Risk of Drought and Extreme Winds under Climate Change

Science Centres: Climate

These are two 1-year projects that extend the regional modelling work, addressing future changes in drought risk and extreme winds under a warming climate.

The Problem

Climate change will create many challenges and opportunities for New Zealand’s agriculture and forest industries. Productivity will increase in some areas and a wider selection of species will become suitable, but at the same time an increase in a number of potential threats could occur: high temperatures, drought, wind damage, fire risk, and increased insect and plant disease damage. Of these various threats, drought is the hazard that could have the largest effect on the New Zealand economy, and changes in extreme winds is the factor least understood at this time.

The Solution

The drought project will significantly advance previous preliminary estimates of how drought severity and frequency will change as global warming effects New Zealand.

This will be achieved by:

  • Applying the latest IPCC global model projections (2007), to our higher resolution local climate model.

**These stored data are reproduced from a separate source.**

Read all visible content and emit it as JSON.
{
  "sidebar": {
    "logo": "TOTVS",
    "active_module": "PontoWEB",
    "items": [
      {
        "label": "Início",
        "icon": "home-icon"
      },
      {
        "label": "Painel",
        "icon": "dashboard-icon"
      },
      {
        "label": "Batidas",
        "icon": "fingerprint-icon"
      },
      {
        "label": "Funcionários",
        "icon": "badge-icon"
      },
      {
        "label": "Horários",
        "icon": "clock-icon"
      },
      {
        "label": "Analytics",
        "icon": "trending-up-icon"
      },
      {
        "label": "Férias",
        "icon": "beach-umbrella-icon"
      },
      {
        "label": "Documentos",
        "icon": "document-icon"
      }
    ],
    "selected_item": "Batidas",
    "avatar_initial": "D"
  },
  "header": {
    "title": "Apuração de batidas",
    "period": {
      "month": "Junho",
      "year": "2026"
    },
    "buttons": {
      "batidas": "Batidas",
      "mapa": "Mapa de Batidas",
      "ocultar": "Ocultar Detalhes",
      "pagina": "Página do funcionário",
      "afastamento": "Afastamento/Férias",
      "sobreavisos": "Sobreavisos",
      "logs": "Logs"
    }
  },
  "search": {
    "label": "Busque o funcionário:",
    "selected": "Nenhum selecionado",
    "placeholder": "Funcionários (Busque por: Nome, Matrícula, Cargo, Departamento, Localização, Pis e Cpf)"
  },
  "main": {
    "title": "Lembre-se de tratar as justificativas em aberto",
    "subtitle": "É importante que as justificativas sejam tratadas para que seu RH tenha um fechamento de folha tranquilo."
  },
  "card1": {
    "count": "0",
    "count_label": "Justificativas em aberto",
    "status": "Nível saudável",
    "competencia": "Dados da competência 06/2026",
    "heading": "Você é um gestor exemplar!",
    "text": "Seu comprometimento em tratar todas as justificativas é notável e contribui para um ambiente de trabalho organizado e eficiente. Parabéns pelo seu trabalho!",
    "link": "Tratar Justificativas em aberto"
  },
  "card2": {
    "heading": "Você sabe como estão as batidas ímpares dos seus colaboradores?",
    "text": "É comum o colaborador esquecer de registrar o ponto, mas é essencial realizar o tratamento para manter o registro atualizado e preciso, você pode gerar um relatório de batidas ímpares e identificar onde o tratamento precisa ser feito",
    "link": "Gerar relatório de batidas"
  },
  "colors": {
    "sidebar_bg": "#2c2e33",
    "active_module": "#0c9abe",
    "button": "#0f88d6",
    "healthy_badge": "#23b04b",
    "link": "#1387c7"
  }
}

The latest IPCC predictions show significant changes in likely seasonal and geographic rainfall patterns compared to the projections from 2001.
  • using regional scenarios from a much wider range of climate models to develop a risk assessment methodology
  • including solar radiation as a predictor of evapotranspiration (PET)
  • Considering more complex soil moisture balance calculations, and the sensitivity of plants to increased carbon dioxide levels

The wind project will quantify for the first time how the risk of strong winds is likely to change for New Zealand over the 21st century.

The key steps involve:

  • Preparing the various data sets required to diagnose weather types, storm tracks and extreme winds, including extending NIWA’s archive of IPCC model data.
  • Developing projections of changes in circulation and extreme winds across the range of climate model and future emissions scenarios, using a mix of low-resolution global model data and high-resolution regional model data.

The Result

These two 1-year projects began January 2009.